A disparada no preço dos alimentos mudou a vida dos brasileiros nos últimos meses. Pesquisa do Datafolha mostra que 58% dos consumidores estão comprando menos comida para driblar a inflação. O aperto no orçamento também levou metade das pessoas a cortar gastos com água, luz e gás.
Em Dix-Sept Rosado, na zona Leste de Natal, a pensionista Maria da Glória, de 78 anos, conta que equilibrar as contas virou desafio diário. “Tenho que controlar tudo, do contrário, não dou conta de pagar água e luz. O café é o que está mais caro”, reclama. A bebida, aliás, é um dos itens que mais pesaram no bolso. Segundo o Datafolha, 50% trocaram a marca do café por outra mais barata e 49% diminuíram o consumo.
As trocas para economizar vão além do café. A aposentada Raimunda Moura, de 75 anos, trocou a carne bovina pelo frango. Vanessa Frossard, que trabalha em uma loja de autopeças, passou a comparar preços entre supermercados e aproveitar promoções. “Conheço bem os mercados do bairro e olho os encartes para aproveitar o melhor preço”, explica.
A estratégia de substituir marcas também virou regra para o servidor público Carlos Barbosa, de 51 anos. “Se a marca está mais barata, eu levo. Hoje, preço vale mais que marca”, diz.
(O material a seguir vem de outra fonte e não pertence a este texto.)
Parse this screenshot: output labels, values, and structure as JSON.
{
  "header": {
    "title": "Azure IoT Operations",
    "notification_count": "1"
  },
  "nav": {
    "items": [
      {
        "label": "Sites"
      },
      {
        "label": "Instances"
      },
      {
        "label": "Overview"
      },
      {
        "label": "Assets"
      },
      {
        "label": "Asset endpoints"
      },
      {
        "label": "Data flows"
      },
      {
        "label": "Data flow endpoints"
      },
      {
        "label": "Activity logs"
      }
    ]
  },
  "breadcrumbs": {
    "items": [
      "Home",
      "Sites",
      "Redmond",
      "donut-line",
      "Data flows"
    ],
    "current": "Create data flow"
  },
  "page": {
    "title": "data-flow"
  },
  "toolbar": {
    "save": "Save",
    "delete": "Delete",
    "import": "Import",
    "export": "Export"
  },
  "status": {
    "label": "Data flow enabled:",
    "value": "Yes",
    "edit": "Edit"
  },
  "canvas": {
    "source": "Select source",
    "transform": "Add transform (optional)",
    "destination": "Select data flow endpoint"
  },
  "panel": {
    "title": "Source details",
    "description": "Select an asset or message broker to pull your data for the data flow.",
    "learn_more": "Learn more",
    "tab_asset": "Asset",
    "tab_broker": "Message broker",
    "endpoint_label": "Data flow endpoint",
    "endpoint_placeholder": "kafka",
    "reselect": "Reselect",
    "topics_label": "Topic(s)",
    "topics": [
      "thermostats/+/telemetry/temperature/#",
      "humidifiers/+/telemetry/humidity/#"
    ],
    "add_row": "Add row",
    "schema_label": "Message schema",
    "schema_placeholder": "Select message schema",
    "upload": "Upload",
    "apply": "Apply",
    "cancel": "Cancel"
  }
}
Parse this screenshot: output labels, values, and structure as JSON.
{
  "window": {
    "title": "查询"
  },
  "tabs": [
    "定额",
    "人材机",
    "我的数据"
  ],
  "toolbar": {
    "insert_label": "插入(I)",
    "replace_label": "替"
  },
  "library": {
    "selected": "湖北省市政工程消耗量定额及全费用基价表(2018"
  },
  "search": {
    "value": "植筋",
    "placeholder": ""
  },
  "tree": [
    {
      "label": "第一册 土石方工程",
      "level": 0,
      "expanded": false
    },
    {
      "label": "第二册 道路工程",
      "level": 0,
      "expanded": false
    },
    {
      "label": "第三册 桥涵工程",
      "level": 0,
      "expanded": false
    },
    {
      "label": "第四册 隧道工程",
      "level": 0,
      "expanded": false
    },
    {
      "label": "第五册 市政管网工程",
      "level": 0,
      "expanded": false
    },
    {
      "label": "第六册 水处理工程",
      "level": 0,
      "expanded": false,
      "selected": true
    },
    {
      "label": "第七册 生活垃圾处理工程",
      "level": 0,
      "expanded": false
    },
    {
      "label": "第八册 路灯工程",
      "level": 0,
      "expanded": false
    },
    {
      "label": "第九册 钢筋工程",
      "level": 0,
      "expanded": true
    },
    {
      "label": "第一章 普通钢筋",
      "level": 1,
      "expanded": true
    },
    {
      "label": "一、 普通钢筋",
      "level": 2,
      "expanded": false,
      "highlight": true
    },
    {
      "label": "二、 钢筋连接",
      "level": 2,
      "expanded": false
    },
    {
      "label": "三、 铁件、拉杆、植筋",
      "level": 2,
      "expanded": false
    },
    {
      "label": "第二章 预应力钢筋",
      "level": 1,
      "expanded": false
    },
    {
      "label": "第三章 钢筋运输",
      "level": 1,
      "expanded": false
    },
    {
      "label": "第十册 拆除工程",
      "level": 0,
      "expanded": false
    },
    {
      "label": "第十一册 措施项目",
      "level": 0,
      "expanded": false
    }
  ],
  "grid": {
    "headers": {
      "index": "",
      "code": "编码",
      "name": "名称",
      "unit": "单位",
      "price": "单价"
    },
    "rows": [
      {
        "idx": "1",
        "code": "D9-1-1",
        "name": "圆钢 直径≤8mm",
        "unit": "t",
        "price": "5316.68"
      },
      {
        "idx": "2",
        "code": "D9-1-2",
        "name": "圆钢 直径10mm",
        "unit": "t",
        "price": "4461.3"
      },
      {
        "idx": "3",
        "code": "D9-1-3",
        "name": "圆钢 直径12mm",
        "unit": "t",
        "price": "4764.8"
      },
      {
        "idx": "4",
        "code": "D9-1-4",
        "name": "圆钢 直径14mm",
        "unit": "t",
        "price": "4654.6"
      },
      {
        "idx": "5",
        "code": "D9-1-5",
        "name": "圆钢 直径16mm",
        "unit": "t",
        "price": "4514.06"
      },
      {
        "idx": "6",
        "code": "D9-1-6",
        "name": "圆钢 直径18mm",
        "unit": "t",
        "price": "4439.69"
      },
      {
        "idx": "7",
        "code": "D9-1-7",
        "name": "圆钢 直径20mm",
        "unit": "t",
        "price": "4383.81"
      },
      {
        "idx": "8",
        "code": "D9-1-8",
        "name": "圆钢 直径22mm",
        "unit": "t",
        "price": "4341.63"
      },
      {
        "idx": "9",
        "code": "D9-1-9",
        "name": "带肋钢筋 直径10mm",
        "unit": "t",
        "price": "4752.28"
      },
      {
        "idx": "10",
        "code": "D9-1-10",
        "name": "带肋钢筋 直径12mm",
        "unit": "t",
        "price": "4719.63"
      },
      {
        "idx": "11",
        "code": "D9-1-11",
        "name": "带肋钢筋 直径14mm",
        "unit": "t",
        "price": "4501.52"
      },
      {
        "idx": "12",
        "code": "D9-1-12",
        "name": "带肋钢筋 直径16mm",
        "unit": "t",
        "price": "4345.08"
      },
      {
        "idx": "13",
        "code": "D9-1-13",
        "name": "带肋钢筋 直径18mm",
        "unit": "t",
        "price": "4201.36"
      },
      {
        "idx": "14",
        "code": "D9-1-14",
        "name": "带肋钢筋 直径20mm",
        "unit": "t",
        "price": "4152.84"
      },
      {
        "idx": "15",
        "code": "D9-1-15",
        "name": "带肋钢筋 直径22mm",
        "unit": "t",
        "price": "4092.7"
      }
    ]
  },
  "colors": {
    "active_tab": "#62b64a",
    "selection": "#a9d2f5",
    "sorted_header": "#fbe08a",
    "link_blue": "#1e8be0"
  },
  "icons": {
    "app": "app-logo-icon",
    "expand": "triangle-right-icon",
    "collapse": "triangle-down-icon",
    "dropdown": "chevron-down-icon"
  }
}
Além de mudar hábitos, muitos consumidores estão buscando outras fontes de renda. Quase metade (47%) declarou ao Datafolha que procura ganhar dinheiro extra. A crise também afetou a compra de medicamentos: 36% dos entrevistados disseram que passaram a comprar menos remédios.
O impacto da inflação também pesou no pagamento das contas. Segundo o levantamento, 32% deixaram de quitar dívidas e 26% atrasaram alguma despesa doméstica. A pesquisa foi feita de 1º a 3 de abril, com 3.054 pessoas em 172 cidades do País.
Apesar da alta, 61% dos entrevistados disseram que ainda têm comida suficiente em casa. Para 25%, a quantidade é insuficiente.
Para o professor Thales Penha, do Departamento de Economia da UFRN, a troca de marcas e de produtos é natural em tempos de inflação. “Se a manteiga sobe muito, o consumidor vai para a margarina. Se a carne de primeira encarece, procura a de segunda”, explica.
O presidente da Associação dos Supermercadistas do Rio Grande do Norte (Assurn), Mikelyson Góis, confirma que a mudança de hábitos é visível. “O consumidor que comprava produtos premium agora vai para marcas mais baratas. Quem já comprava o intermediário, desceu ainda mais”, afirma.
Dono de um mercadinho na zona Oeste de Natal, Arnaldo André diz que a clientela está muito sensível aos preços. “Qualquer R$ 0,20 de diferença já muda a venda”, conta.
Segundo Góis, a alta dos preços dificulta até o estoque dos supermercados, que precisam calcular melhor as compras para evitar perdas. Produtos como café, carne e arroz são os mais complicados de gerenciar.
Entre quem ganha até dois salários mínimos, o impacto da inflação é ainda maior. O Datafolha aponta que 67% desse grupo compram menos alimentos. Entre eles, 45% reduziram a compra de remédios e 32% deixaram de pagar contas da casa.
O professor Thales Penha lembra que quem tem renda mais baixa tem menos opções para se proteger da alta dos preços. “Muitos vão morar com parentes, andam mais de bicicleta e enfrentam condições de vida piores”, afirma.
O Índice Nacional de Preços ao Consumidor Amplo 15 (IPCA-15) de abril mostrou alta de 0,43%, puxada pelos alimentos, mas o ritmo desacelerou em relação a março. Para Penha, a expectativa é de estabilização nos próximos meses, com melhora da safra agrícola.
“O café, no entanto, pode demorar mais para ter preços estáveis, porque houve problemas de produção no Brasil e no Vietnã”, alerta o professor.
Enquanto isso, os consumidores seguem adaptando a rotina e o carrinho de compras ao novo cenário.